Cosa sono i prestiti cambializzati: guida al credito

Quando si progetta la richiesta di un prestito è necessario informarsi sulle modalità di accesso al credito. Per questo è utile chiedersi cosa sono i prestiti cambializzati, prodotti che, come vedremo, permettono di soddisfare le esigenze di chi si trova in situazioni difficili.

Finanziamenti cambializzati: di cosa si tratta

Cosa sono i prestiti cambializzati? Prodotti di credito che non si basano sull’erogazione di somme di denaro, bensì sulla firma di cambiali.

Le cambiali sono titoli con natura esecutiva. Ciò significa che, in caso d’insolvenza da parte del cliente, il creditore ha la facoltà di rivalersi sui beni del beneficiario del prestito. Le cambiali, in base alla decisione del cliente, possono essere convertite in denaro.

Quale tasso hanno i finanziamenti cambializzati

Un punto molto importante per capire cosa sono i prestiti cambializzati riguarda il tasso, che è fisso per tutta la durata del finanziamento.

La peculiarità specifica del prodotto riguarda il fatto che è più alto rispetto a quello applicato ai prestiti tradizionali. Per quale motivo? Per il semplice fatto che il prestito cambializzato è considerato un prodotto particolarmente a rischio per via della possibilità di richiesta da parte dei clienti privi di busta paga o segnalati in Crif.
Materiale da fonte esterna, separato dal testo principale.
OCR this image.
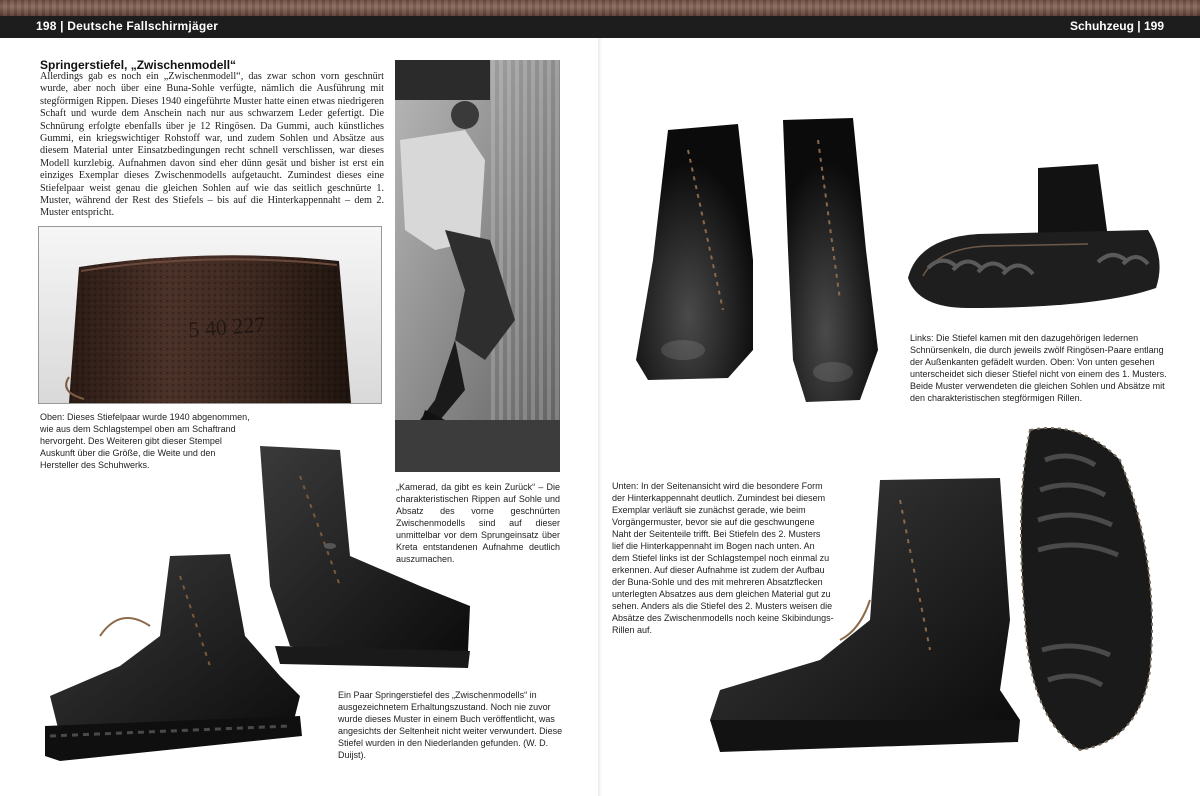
198 | Deutsche Fallschirmjäger	Schuhzeug | 199
Springerstiefel, „Zwischenmodell“
Allerdings gab es noch ein „Zwischenmodell“, das zwar schon vorn geschnürt wurde, aber noch über eine Buna-Sohle verfügte, nämlich die Ausführung mit stegförmigen Rippen. Dieses 1940 eingeführte Muster hatte einen etwas niedrigeren Schaft und wurde dem Anschein nach nur aus schwarzem Leder gefertigt. Die Schnürung erfolgte ebenfalls über je 12 Ringösen. Da Gummi, auch künstliches Gummi, ein kriegswichtiger Rohstoff war, und zudem Sohlen und Absätze aus diesem Material unter Einsatzbedingungen recht schnell verschlissen, war dieses Modell kurzlebig. Aufnahmen davon sind eher dünn gesät und bisher ist erst ein einziges Exemplar dieses Zwischenmodells aufgetaucht. Zumindest dieses eine Stiefelpaar weist genau die gleichen Sohlen auf wie das seitlich geschnürte 1. Muster, während der Rest des Stiefels – bis auf die Hinterkappennaht – dem 2. Muster entspricht.
5 40 227
Oben: Dieses Stiefelpaar wurde 1940 abgenommen, wie aus dem Schlagstempel oben am Schaftrand hervorgeht. Des Weiteren gibt dieser Stempel Auskunft über die Größe, die Weite und den Hersteller des Schuhwerks.
„Kamerad, da gibt es kein Zurück“ – Die charakteristischen Rippen auf Sohle und Absatz des vorne geschnürten Zwischenmodells sind auf dieser unmittelbar vor dem Sprungeinsatz über Kreta entstandenen Aufnahme deutlich auszumachen.
Ein Paar Springerstiefel des „Zwischenmodells“ in ausgezeichnetem Erhaltungszustand. Noch nie zuvor wurde dieses Muster in einem Buch veröffentlicht, was angesichts der Seltenheit nicht weiter verwundert. Diese Stiefel wurden in den Niederlanden gefunden. (W. D. Duijst).
Links: Die Stiefel kamen mit den dazugehörigen ledernen Schnürsenkeln, die durch jeweils zwölf Ringösen-Paare entlang der Außenkanten gefädelt wurden. Oben: Von unten gesehen unterscheidet sich dieser Stiefel nicht von einem des 1. Musters. Beide Muster verwendeten die gleichen Sohlen und Absätze mit den charakteristischen stegförmigen Rillen.
Unten: In der Seitenansicht wird die besondere Form der Hinterkappennaht deutlich. Zumindest bei diesem Exemplar verläuft sie zunächst gerade, wie beim Vorgängermuster, bevor sie auf die geschwungene Naht der Seitenteile trifft. Bei Stiefeln des 2. Musters lief die Hinterkappennaht im Bogen nach unten. An dem Stiefel links ist der Schlagstempel noch einmal zu erkennen. Auf dieser Aufnahme ist zudem der Aufbau der Buna-Sohle und des mit mehreren Absatzflecken unterlegten Absatzes aus dem gleichen Material gut zu sehen. Anders als die Stiefel des 2. Musters weisen die Absätze des Zwischenmodells noch keine Skibindungs-Rillen auf.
Le garanzie per i prestiti cambializzati: ecco quali sono

Documentarsi su cosa sono i prestiti cambializzati significa necessariamente prendere in considerazione il nodo delle garanzie.

 

Sopra abbiamo ricordato che i finanziamenti cambializzati possono essere richiesti anche in mancanza di busta paga, ma ciò non vuol dire che non siano necessarie garanzie. La situazione in merito cambia a seconda del lavoro del cliente.

Se si tratta di un lavoratore dipendente il principale riferimento per la garanzia è il vincolo del TFR, che non potrà essere incassato o movimentato verso fondi pensione per tutta la durata del prestito.

I liberi professionisti, invece, devono presentare la titolarità di una polizza vita attiva da almeno due anni.

L’ultimo caso da considerare in merito è quello dei neo assunti, che per richiedere prestiti cambializzati devono presentare un garante.

Alternative ai prestiti cambializzati per chi non ha una busta paga: ecco le principali

Dopo aver chiarito cosa sono i prestiti cambializzati vediamo qualche alternativa a questi prodotti interessante per chi non ha una busta paga.

Tra le più importanti è possibile ricordare il prestito su pegno. Questo prodotto, come è chiaro dalla definizione stessa, prevede il fatto di dare in pegno un bene prezioso.

Questo viene valutato e, sulla base dell’esito in questione, si procede all’erogazione del prestito. Ricordando che la maggior parte dei prestiti su pegno è caratterizzata da una somma inferiore ai 1.000€, specifichiamo che, al momento del deposito del bene, al cliente viene rilasciata una polizza al portatore da presentare alla fine del contratto per procedere al riscatto.